Armchair Bird Watching
One of the best places you can begin to watch birds is on your very own doorstep. If you’ve been tempted to take up bird watching but are put off by the vast amount of birds you need to identify or you don’t fancy travelling the length and breadth of the country to find them, then bird watching closer to home might be the answer.
Observing garden birds is a great way to start bird watching. You will learn to identify different species from markings and calls and study their behaviour.
With the destruction of many wild birds’ natural habitats in the countryside, gardens are becoming more and more important to birds and you will see a variety of different species. Private gardens now occupy more land than nature reserves.
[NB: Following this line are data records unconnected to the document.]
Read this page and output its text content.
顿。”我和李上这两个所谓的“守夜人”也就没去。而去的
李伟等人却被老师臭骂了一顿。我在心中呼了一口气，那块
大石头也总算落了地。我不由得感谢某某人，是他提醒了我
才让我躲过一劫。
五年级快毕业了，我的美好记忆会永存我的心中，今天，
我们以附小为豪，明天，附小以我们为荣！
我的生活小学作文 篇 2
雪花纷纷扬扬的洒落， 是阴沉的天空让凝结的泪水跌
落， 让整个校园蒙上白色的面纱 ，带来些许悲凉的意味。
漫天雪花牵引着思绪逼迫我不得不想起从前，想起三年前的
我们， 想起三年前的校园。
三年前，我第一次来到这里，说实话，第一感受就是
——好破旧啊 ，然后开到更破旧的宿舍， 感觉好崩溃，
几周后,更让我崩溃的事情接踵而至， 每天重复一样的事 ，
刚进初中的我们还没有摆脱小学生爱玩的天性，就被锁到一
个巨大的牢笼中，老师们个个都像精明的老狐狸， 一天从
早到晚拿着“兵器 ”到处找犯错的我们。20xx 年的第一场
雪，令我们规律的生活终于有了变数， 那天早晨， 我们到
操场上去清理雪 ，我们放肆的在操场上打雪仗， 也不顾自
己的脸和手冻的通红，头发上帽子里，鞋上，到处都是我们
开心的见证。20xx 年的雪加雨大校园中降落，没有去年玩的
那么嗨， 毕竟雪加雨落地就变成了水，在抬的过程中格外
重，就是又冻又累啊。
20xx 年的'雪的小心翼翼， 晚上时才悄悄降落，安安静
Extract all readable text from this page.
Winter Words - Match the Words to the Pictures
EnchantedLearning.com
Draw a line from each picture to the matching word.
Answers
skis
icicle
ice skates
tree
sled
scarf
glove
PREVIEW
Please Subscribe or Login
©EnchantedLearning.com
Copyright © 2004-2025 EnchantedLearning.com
You may be interested in creating a bird friendly garden to try and attract more birds by putting out food and water and planting shrubs, trees and flowers that can benefit birds.
There are some birds who use your garden like sparrows, starlings, wrens and blackbirds who are probably already familiar to you but many others use gardens on a seasonal basis and may be new to you. For that reason it is worth buying a garden bird identification guide.
Every year the Big Garden Birdwatch team receive reports form people who have seen rare birds in their gardens. In recent years red kites, firecrests, hawfinches and little egrets have all been spotted.
Once you have started to attract new species of birds to your garden it is advisable to keep a diary of the different types you see. This way you can track when different birds visit and what they feed on when they are there.
A compact pair of binoculars could also be useful as you can then observe birds close up without disturbing them. You might want to get a digital camera as well to take photographs of the birds you see. Take a look at our binoculars section where you can find some quality binoculars for under £50.00 which are ideal for armchair bird watching.
And if you have a bird box in your garden you could invest in a nestcam – a special box fitted with a camera – so you can watch your very own wildlife show in the comfort of your living room.
Once you begin to learn about garden birds you are likely to want to learn more. Taking part in surveys such as Big Garden Birdwatch will also mean you are contributing to the conservation of wild birds. It was armchair bird watchers who first noticed the decline of the house sparrow and those who watch birds in their garden are keeping a close eye on the falling numbers of starlings – all without leaving the house!
Whether you live in a small village or the heart of a big city, watching birds in your garden is a great introduction to bird watching and after some time you may want to spread your wings a little and go birding further afield.